Control loop: Case History 160 - More problems with control

May 2018 Editor's Choice Motion Control & Drives

In a recent assignment to sort out problems being experienced in a petrochemical refinery, I came across the following two examples:

Drum pressure misbehaving

The first was with the control of an overheads drum pressure which was behaving badly. In particular the cascade secondary flow control from the pressure was in an unstable cycle and was interacting with other loops causing all sorts of problems.

The flow loop was tested first. The tuning was very slow and it was found that a PV (process variable) filter with a time constant of 15 seconds had been used. This is a relatively huge filter for a flow loop and is definitely not recommended, particularly as one wants a cascade secondary loop to have really fast control, so that it does not interact with the primary loop. It was also seen that the loop was in a continuous unstable cycle when in automatic. This can be seen in the first part of the recording in Figure 1. It should also be mentioned that loop was badly tuned with a Proportional gain of 1.0, and an Integral of 0.12 minutes/repeat.

Figure 1.
Figure 1.

Figure 2.
Figure 2.

Figure 2 shows the open loop analytical and tuning test, which was performed with the PV filter removed. It shows:

1. The valve is about 5 times oversized. This can be seen by the relative step sizes of PV and PD (controller output). An oversized valve amplifies all the valve faults and cycling by the oversize factor, and such a large oversize is definitely not recommended.

2. The valve is suffering from about 2% hysteresis which when amplified by the oversize factor means that the control error is being increased to about 10%. (As a general rule of thumb, valve hysteresis should not exceed 1%.) A rough definition of hysteresis is the maximum offset experienced when a valve is moved from a particular position to another, and then commanded to return to the original position.

3. On many steps the valve overshoots and then is slowly being brought back to the correct position by the valve positioner.

The valve’s performance is fairly repeatable even with such severe faults, which means that control of a flow loop that normally has relatively fast dynamics should be possible, although action could be taken when possible to repair or replace the valve.
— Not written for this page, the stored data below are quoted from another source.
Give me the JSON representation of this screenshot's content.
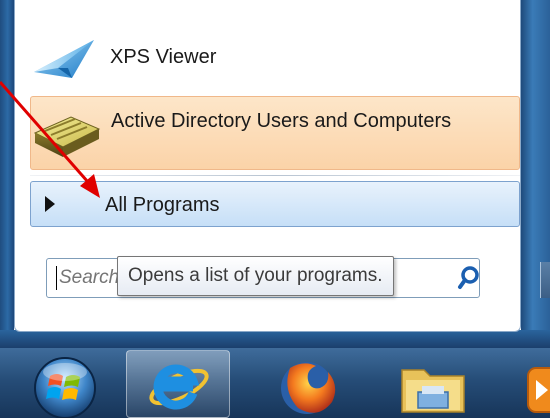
{
  "start_menu": {
    "pinned": [
      {
        "label": "XPS Viewer",
        "icon": "xps-viewer-icon"
      },
      {
        "label": "Active Directory Users and Computers",
        "icon": "active-directory-icon",
        "highlighted": true
      }
    ],
    "all_programs": {
      "label": "All Programs",
      "icon": "expand-arrow-icon"
    },
    "search": {
      "placeholder": "Search programs and files",
      "visible_text": "Sear",
      "icon": "search-icon"
    },
    "tooltip": {
      "text": "Opens a list of your programs."
    }
  },
  "taskbar": {
    "items": [
      {
        "name": "start-button",
        "icon": "windows-orb-icon"
      },
      {
        "name": "internet-explorer",
        "icon": "internet-explorer-icon",
        "active": true
      },
      {
        "name": "firefox",
        "icon": "firefox-icon"
      },
      {
        "name": "windows-explorer",
        "icon": "folder-icon"
      },
      {
        "name": "media-player",
        "icon": "media-player-icon"
      }
    ]
  },
  "annotation": {
    "type": "arrow",
    "color": "#e00000",
    "points_to": "all-programs"
  },
  "colors": {
    "highlight_orange": "#fbd3a8",
    "highlight_blue": "#c6dff7",
    "taskbar": "#264d78",
    "annotation_red": "#e00000"
  }
}
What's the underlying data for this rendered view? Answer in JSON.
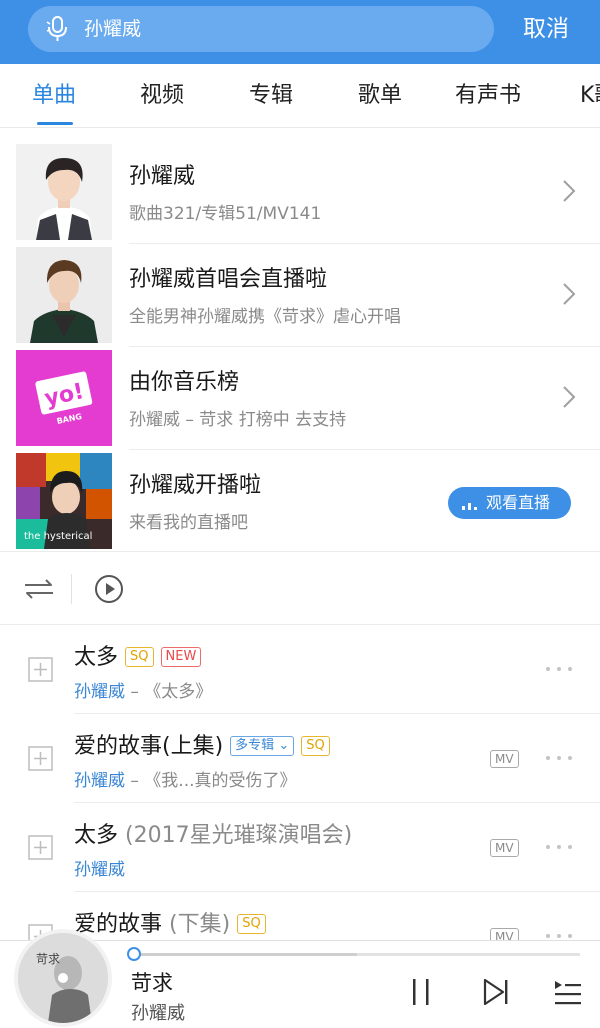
{
  "search": {
    "query": "孙耀威",
    "cancel_label": "取消"
  },
  "tabs": [
    {
      "label": "单曲",
      "active": true
    },
    {
      "label": "视频"
    },
    {
      "label": "专辑"
    },
    {
      "label": "歌单"
    },
    {
      "label": "有声书"
    },
    {
      "label": "K歌"
    }
  ],
  "cards": [
    {
      "title": "孙耀威",
      "subtitle": "歌曲321/专辑51/MV141"
    },
    {
      "title": "孙耀威首唱会直播啦",
      "subtitle": "全能男神孙耀威携《苛求》虐心开唱"
    },
    {
      "title": "由你音乐榜",
      "subtitle": "孙耀威 – 苛求 打榜中 去支持",
      "logo_text": "yo!",
      "logo_sub": "BANG"
    },
    {
      "title": "孙耀威开播啦",
      "subtitle": "来看我的直播吧",
      "button_label": "观看直播",
      "poster_text": "the hysterical"
    }
  ],
  "songs": [
    {
      "title": "太多",
      "extra": "",
      "tags": {
        "sq": "SQ",
        "new": "NEW"
      },
      "artist": "孙耀威",
      "album": " – 《太多》"
    },
    {
      "title": "爱的故事(上集)",
      "extra": "",
      "tags": {
        "multi": "多专辑",
        "sq": "SQ"
      },
      "artist": "孙耀威",
      "album": " – 《我...真的受伤了》",
      "mv": "MV"
    },
    {
      "title": "太多",
      "extra": " (2017星光璀璨演唱会)",
      "artist": "孙耀威",
      "album": "",
      "mv": "MV"
    },
    {
      "title": "爱的故事",
      "extra": " (下集)",
      "tags": {
        "sq": "SQ"
      },
      "artist": "",
      "album": "",
      "mv": "MV"
    }
  ],
  "player": {
    "title": "苛求",
    "artist": "孙耀威",
    "progress": 0.5,
    "disc_text": "苛求"
  },
  "colors": {
    "brand_blue": "#3d90e6",
    "link_blue": "#3a86d4",
    "sq_gold": "#e0a300",
    "new_red": "#e84a4a",
    "yo_magenta": "#e43bd0"
  }
}
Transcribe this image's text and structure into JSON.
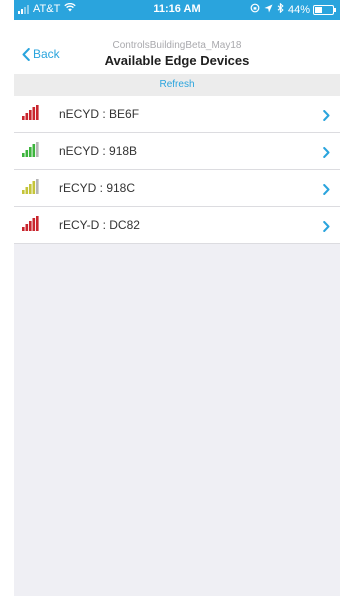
{
  "status_bar": {
    "carrier": "AT&T",
    "time": "11:16 AM",
    "battery_text": "44%",
    "battery_level": 0.44,
    "icons": [
      "cellular-signal-icon",
      "wifi-icon",
      "lock-rotation-icon",
      "location-arrow-icon",
      "bluetooth-icon",
      "battery-icon"
    ]
  },
  "nav": {
    "back_label": "Back",
    "subtitle": "ControlsBuildingBeta_May18",
    "title": "Available Edge Devices"
  },
  "refresh": {
    "label": "Refresh"
  },
  "devices": [
    {
      "label": "nECYD : BE6F",
      "signal_icon": "signal-strength-icon",
      "signal_color": "#c9252d",
      "signal_bars": 5
    },
    {
      "label": "nECYD : 918B",
      "signal_icon": "signal-strength-icon",
      "signal_color": "#3cb43c",
      "signal_bars": 4
    },
    {
      "label": "rECYD : 918C",
      "signal_icon": "signal-strength-icon",
      "signal_color": "#c4c43a",
      "signal_bars": 4
    },
    {
      "label": "rECY-D : DC82",
      "signal_icon": "signal-strength-icon",
      "signal_color": "#c9252d",
      "signal_bars": 5
    }
  ],
  "colors": {
    "accent": "#2aa4dd",
    "background": "#efeff4",
    "chevron": "#2aa4dd",
    "inactive_bar": "#b5b5b5"
  }
}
Therefore a new tuning was done which was designed to give a critically damped response to a step change on the PD, i.e. the fastest response to the step without overshoot. The reason for this is to minimise valve reversals, as each time the valve has to be reversed will necessitate the controller’s integral term having to ramp the output through the hysteresis band before the valve can start moving in the opposite direction, which can dramatically slow the control. The new tuning resulted in a Proportional gain of 0.05, and an Integral of 0.03 minutes/repeat.

The later part of the recording shown in Figure 1 shows how well the control worked with this tuning. Comparing the original and final tunings will clearly show why the loop was originally in a continuous unstable cycle.

An interesting fact is that control response is largely due to the product of Process Gain x Controller Gain. Therefore a five times oversized valve means that the Process Gain is about five. Therefore the Controller Gain needs to be five times smaller than it would be if the Process Gain was unity if stable and robust response is to be attained.

Another interesting fact is that this is yet another example which shows how effective cascade control is in overcoming valve problems on processes with slow dynamics. In this case, if the pressure controller had been directly connected to the valve and not via the flow loop, there is almost certainly no chance that any pressure control could have been obtained with the controller in automatic.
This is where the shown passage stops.